Among the more startling predictions, from S. "Jani" Janakiraman, president of the Indian R&D firm, Mindtree, was that within a decade engineers in India " where thousands of U.S. technology jobs have been outsourced " will catch up to salaries earned by their American counterparts.

However, for the same equalization to happen in China, Mcallight Liu, executive editor of ECN China, "is a long way to go."

Janakiraman said the Indian software design industry is growing at an annual rate of 22-25 percent, forcing a huge influx of new engineering graduates. The result for workers is a boost in the salary scale of as much as five percent a year. Not long ago, Indian engineers' salaries were one-third of those in the United States. Now they're close to 50 percent and, in ten years, said Janakiraman, there will be no difference.

"That is something we have to be concerned about," he said.

Meanwhile, Janakiraman added, India's experience in software design is fueling the growth of the nation's homegrown high-tech sector. "Software, a separate industry, became an enabler of the semiconductor industry in India," said Janakiraman. He noted that of the 133 members of the Indian semiconductor industry association, some 40 percent are now Indian companies, not subsidiaries of multinationals.

Ironically, as Americans fret about high-tech work being offshored to India, India is jumping into the outsourcing game. Janakiraman said that less developed Indian cities are now picking up some of the work previously concentrated in technology meccas such as Bangalore and Mumbai.

But Indian is also shipping much of its manufacturing work to Taiwan, Bangladesh, Sri Lanka and China, and taking advantage of the telecommunications skills available in Finland. "And we're looking at a design center in Mexico," said Janakiraman.
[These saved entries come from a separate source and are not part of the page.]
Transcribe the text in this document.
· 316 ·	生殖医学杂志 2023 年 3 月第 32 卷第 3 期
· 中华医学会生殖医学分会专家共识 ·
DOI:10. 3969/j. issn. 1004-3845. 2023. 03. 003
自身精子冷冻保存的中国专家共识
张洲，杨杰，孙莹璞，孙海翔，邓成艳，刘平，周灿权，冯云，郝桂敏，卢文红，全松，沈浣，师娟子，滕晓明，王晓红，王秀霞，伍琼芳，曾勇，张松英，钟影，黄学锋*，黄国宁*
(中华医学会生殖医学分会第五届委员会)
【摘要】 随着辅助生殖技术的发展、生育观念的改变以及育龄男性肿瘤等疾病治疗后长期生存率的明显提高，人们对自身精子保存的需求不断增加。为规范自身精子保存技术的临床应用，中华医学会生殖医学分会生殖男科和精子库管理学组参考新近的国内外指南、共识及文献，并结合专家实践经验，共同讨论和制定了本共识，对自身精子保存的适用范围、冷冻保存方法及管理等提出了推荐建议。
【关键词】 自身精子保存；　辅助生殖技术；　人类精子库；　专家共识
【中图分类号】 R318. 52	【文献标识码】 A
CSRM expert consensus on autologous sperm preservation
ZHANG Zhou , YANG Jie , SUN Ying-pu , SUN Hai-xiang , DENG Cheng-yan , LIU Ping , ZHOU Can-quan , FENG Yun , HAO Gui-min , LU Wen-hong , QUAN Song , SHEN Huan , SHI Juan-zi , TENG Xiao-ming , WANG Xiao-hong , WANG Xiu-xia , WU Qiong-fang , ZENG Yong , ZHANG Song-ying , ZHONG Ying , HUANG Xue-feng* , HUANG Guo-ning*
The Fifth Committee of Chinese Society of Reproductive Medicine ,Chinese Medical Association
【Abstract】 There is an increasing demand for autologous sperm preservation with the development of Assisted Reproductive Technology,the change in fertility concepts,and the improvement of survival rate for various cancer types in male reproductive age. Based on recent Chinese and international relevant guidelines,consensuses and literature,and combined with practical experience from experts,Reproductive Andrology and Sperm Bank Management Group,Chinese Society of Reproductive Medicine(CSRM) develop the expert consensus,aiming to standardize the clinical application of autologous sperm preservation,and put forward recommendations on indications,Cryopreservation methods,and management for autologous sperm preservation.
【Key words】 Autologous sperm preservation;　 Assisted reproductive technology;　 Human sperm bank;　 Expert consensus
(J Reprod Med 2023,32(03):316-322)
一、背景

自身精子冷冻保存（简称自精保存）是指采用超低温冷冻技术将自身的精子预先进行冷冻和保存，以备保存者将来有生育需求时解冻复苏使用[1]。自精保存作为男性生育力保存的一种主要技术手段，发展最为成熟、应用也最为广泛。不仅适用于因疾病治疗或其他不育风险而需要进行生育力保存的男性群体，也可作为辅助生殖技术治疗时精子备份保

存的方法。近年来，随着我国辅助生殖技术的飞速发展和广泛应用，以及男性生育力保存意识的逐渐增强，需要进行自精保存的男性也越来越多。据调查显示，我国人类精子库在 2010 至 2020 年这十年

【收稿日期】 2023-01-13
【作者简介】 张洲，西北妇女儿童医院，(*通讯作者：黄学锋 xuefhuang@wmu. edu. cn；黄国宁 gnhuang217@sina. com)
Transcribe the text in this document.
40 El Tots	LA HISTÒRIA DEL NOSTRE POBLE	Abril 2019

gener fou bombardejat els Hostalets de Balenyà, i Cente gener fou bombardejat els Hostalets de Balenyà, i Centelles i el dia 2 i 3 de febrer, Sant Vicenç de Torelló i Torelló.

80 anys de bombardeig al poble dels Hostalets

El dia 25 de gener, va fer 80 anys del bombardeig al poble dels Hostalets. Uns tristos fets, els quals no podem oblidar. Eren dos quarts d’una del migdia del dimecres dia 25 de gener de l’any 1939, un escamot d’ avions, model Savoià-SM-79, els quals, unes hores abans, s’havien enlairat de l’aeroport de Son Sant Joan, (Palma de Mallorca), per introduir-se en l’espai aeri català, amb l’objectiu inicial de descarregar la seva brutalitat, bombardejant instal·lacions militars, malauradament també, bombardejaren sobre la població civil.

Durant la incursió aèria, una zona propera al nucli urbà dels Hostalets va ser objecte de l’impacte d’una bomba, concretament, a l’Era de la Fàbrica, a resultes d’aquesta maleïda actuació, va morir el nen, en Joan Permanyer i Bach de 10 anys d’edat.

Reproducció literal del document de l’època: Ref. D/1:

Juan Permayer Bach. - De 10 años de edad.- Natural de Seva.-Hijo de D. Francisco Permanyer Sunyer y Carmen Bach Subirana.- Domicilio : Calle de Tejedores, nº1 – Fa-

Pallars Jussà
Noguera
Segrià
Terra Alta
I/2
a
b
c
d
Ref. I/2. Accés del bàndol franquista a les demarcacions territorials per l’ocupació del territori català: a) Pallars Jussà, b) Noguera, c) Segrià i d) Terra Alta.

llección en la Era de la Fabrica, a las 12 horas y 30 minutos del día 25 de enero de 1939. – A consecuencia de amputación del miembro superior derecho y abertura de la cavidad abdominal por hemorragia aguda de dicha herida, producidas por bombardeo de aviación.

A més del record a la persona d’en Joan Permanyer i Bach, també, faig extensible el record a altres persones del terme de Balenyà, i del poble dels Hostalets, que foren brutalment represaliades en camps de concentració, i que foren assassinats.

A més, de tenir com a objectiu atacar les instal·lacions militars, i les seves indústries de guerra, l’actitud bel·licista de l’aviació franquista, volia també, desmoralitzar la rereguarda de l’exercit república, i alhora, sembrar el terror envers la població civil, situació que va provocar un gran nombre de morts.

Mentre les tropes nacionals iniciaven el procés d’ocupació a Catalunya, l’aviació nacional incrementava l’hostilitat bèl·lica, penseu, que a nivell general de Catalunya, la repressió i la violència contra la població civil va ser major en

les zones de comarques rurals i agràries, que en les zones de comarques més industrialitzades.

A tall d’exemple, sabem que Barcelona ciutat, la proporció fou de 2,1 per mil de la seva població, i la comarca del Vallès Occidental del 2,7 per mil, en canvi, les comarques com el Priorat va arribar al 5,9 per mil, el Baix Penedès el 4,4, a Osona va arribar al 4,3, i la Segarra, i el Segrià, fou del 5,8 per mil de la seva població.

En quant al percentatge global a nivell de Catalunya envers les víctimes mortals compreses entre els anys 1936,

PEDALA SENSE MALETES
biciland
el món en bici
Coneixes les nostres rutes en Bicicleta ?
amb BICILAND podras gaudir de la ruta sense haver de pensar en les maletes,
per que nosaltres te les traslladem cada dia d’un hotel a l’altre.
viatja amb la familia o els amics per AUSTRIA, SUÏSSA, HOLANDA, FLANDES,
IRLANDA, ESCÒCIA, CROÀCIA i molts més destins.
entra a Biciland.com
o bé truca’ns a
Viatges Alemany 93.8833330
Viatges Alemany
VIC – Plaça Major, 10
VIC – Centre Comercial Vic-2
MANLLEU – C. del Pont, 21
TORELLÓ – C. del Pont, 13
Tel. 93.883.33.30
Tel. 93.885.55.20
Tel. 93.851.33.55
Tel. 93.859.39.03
By comparison, said Liu, the largest homegrown Chinese high-tech companies are at "survival level," too small to even consider outsourcing. "It's a long way to go," said Liu.

Both countries have infrastructure problems. Despite a national policy of setting up "special economic zones," with enhanced utilities and transportation links -- usually near airports " India's manufacturing capabilities continue to lag.

For China, the lingering issue is intellectual property rights. Liu admitted that China has a well-earned international reputation as an IP pirate. In the past, China tolerated endemic violations of international IP standards because it was a "very poor country," said Liu, whose software design firms, for example, couldn't afford to compete with the West. "It was impossible to ask those people, those companies, to pay a high price to buy some software tools," he said.

Liu, however, followed this excuse of past violations by asserting that China is changing for the better. "The government is aware," said Liu.

"The government is trying to encourage companies, the country, to move forward by innovation," Liu continued. "If intellectual property can't be protected, if patents can't be protected, how can we move forward?... China is becoming much more international. It has to abide by international laws."